I arrived at my very first triathlon with nutrition I had never tested before and was pretty much just hoping it was going to do the job. I had no gloves or socks and not because I left them at home, but because triathlete’s don’t have time for gloves and socks in transition, right? I have since decided this is something better left to the professionals! My blisters have blisters...
Everyone in my new club was smiling, joking and was amped for racing which was somewhat calming. I was helped into my brand spanking new wetsuit and wished good luck for the race. I was so relieved that I joined this amazing group of people; otherwise I don’t think I would have gotten into the water that day.
Unable to breathe in my wetsuit, as I stood at the start on the shores of a dam, which at this point looked more like a raging ocean in the gale force winds, the MC announced that NO ONE should attempt the swim “unless you are a confident swimmer”... So comforting, and NOT what one wants to hear before your first triathlon.
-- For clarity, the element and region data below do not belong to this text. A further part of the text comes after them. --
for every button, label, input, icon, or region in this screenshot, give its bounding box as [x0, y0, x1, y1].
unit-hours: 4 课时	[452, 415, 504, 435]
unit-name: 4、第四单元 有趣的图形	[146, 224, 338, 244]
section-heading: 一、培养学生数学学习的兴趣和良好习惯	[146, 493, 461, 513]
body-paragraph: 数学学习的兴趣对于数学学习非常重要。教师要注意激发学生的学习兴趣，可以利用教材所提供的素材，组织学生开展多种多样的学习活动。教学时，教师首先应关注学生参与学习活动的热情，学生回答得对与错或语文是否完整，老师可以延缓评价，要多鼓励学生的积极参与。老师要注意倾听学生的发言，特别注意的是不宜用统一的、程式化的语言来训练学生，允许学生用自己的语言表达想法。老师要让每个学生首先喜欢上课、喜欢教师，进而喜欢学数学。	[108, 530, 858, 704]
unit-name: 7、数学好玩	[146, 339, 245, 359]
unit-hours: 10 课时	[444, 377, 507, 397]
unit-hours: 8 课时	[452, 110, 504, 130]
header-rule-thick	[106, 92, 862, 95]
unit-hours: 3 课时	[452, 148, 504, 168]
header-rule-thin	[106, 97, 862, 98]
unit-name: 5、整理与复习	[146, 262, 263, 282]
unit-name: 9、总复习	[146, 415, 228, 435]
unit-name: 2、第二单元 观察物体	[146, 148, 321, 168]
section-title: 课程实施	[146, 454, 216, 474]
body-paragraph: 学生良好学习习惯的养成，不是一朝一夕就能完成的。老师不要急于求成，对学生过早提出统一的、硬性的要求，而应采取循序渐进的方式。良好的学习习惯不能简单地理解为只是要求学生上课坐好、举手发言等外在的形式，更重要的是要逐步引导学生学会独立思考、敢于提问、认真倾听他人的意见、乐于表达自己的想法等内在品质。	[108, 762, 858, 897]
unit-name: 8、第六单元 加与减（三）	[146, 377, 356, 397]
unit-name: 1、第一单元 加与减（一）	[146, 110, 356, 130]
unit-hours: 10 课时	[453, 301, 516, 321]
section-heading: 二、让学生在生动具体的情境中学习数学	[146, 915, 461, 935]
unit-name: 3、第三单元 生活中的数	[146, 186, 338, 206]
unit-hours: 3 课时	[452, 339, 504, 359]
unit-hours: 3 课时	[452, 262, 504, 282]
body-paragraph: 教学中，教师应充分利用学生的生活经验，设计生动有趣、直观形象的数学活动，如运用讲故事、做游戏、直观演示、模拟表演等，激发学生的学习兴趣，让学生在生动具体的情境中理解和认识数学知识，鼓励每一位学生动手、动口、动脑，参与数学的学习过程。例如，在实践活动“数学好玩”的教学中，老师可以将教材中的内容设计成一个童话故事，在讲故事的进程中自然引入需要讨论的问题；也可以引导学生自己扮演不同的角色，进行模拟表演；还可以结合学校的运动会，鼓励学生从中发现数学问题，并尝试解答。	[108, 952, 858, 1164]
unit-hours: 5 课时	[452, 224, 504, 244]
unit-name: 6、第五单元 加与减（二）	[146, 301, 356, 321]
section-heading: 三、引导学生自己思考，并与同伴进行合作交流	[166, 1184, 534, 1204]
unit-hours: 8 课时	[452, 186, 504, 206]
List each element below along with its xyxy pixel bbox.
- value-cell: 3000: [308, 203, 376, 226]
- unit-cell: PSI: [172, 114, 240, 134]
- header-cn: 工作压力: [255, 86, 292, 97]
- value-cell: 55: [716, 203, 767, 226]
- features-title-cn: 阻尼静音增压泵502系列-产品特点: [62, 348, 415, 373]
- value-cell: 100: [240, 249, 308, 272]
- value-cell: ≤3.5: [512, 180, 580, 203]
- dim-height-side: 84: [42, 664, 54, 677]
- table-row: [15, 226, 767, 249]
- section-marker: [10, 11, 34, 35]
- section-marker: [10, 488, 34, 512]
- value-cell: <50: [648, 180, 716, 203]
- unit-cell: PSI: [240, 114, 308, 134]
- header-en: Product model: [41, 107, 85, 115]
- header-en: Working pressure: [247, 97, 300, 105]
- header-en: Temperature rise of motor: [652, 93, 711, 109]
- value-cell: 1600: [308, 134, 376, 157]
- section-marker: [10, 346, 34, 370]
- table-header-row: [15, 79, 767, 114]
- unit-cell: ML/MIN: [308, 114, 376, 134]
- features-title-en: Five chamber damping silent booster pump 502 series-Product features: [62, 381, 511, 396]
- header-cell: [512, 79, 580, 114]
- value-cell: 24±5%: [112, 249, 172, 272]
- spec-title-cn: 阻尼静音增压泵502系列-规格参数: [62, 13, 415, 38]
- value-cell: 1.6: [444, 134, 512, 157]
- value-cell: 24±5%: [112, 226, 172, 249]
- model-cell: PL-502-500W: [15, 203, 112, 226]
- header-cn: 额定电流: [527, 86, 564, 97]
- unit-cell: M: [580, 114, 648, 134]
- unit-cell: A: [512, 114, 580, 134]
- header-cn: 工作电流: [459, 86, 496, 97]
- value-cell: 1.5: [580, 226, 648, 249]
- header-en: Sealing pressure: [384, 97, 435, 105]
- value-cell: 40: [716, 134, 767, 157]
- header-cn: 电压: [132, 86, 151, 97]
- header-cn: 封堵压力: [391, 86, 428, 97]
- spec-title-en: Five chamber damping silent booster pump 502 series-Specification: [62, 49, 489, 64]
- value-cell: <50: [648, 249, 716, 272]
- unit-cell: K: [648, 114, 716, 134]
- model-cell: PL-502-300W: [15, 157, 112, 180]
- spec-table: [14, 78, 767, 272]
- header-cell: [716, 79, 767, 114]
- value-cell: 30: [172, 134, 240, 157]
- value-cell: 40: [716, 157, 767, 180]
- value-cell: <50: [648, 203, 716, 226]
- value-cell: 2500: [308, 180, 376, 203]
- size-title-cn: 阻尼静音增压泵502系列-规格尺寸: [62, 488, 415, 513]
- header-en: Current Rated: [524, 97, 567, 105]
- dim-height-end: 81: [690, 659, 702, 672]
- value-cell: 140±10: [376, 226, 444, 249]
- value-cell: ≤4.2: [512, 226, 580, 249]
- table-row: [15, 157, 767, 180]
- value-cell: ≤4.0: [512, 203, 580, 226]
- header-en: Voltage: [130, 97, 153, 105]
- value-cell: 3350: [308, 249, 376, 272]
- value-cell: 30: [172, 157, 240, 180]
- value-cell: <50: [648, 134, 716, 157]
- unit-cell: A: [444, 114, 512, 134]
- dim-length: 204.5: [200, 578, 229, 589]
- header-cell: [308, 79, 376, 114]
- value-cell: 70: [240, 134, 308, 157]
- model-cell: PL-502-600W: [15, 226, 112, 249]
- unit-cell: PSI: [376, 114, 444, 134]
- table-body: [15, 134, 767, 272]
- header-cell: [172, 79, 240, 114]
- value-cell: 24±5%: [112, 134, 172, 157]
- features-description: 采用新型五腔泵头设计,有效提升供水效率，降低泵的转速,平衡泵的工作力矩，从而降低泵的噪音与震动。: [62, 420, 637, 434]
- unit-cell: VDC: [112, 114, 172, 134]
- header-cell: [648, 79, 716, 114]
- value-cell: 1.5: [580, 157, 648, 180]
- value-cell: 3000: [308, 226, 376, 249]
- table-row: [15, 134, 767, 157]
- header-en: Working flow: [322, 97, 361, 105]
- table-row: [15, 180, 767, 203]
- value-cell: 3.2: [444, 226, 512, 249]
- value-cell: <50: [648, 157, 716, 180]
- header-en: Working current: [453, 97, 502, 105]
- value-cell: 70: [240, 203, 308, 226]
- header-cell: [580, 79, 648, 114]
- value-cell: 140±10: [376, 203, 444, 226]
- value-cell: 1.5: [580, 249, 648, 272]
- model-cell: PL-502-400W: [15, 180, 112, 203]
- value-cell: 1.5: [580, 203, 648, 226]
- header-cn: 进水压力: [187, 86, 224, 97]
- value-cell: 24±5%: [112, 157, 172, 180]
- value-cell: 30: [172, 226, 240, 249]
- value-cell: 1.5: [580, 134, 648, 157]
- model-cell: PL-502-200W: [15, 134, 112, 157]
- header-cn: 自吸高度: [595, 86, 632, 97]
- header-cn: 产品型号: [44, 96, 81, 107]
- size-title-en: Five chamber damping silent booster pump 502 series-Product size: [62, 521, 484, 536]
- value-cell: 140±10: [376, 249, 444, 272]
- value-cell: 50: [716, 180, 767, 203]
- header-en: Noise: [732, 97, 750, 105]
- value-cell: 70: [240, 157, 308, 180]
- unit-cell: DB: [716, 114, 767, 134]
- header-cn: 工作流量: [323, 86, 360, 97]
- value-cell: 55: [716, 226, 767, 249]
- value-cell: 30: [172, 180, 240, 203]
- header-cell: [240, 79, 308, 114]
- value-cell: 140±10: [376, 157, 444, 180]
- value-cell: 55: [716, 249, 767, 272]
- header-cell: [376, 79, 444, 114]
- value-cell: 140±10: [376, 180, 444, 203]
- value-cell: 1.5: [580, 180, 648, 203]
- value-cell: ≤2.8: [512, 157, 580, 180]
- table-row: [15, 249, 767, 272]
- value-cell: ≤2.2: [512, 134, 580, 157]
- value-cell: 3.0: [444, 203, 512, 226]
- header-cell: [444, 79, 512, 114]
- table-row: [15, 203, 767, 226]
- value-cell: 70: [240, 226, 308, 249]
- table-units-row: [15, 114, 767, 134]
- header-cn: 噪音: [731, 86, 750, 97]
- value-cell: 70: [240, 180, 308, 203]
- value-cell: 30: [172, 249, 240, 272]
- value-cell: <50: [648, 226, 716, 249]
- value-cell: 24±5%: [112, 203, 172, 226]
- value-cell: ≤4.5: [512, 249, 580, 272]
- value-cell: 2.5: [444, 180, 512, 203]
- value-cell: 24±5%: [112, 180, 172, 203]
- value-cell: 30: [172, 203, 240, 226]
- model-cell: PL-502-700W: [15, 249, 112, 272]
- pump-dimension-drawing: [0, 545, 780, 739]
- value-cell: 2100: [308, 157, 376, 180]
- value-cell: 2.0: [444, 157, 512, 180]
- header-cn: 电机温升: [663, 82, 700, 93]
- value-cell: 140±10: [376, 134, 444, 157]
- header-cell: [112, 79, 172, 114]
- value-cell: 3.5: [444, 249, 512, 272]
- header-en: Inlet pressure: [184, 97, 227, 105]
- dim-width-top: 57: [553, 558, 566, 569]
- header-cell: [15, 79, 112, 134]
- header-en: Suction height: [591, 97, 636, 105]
One thing I was starting to feel confident about was my nutrition; it was definitely starting to kick in. The pre-swim Gel I smashed had literally jolted my system into race mode while we stood in the water waiting. I was like a race horse in the starting blocks! I just prayed it was going to keep working long enough that I could get myself through the swim and onto the bike.
BOOM! The gun went off and the ladies dashed into the water! The first wave smashed me in the face but other than that wobbly start, I had a great swim! I may however have violated a few of my fellow female athletes...Sorry ladies; I haven’t learnt how to look forward while swimming just yet☺
Getting out of the water and being vertical again, made me feel a bit like a darted wild animal or an 80 year old with vertigo. Even more surprising was that I managed to find my bike amongst the hundreds of other bikes, which after such an eventful swim coupled with the dizziness, were all looking pretty much the same. I took my time getting ready for the bike leg, so not entirely sure why I didn't take socks with! I guess that’s why my coach later described it as my “tea party in transition”! ☺
Onto the bike we go… This was quiet the experience for me as it was only the fourth time I have ridden a bike in my life, having not ridden one as a child (that’s a story for another day). Even with my extremely limited riding experience, I really loved this leg of the race, despite the pumping wind which felt like I was doing a ride out at Cape Point in a South Easter. It really was an amazing feeling just to be out on the open road with a bunch of likeminded people, all battling the wind with me. On the return leg we hit the wind head on and it was at that point I began wishing I had not had that tequila on Friday night! ;)
The transition from the bike to the run was interesting since I hadn't done a brick run yet. Darted wild animal to legless drunk person. My legs were numb for about 5km! I drank every single coke I could get my hands on since I accidentally consumed every gel I had on me. In hindsight I am not really sure what made me think I needed MORE sugar on top of all of that! So, on my sugar high and close to turning myself into an instant diabetic, I finished off my run despite the blisters which at that stage were the size of R5 coins. Note to self: DON’T copy coach on everything! Pack socks.
As I crossed the finish line, I gave a little leap for joy, as I'd seen it done on social media and thought it would make an awesome photo... Uuuum! Sadly mine looks like I’ve tripped over the finish line ;)
Looking back on the race now and how nervous I was at the start line because of the terrible weather conditions, I am really glad I didn’t decide to pull out! If I can finish in those conditions, anything is possible… and hey, I had a blast along the away!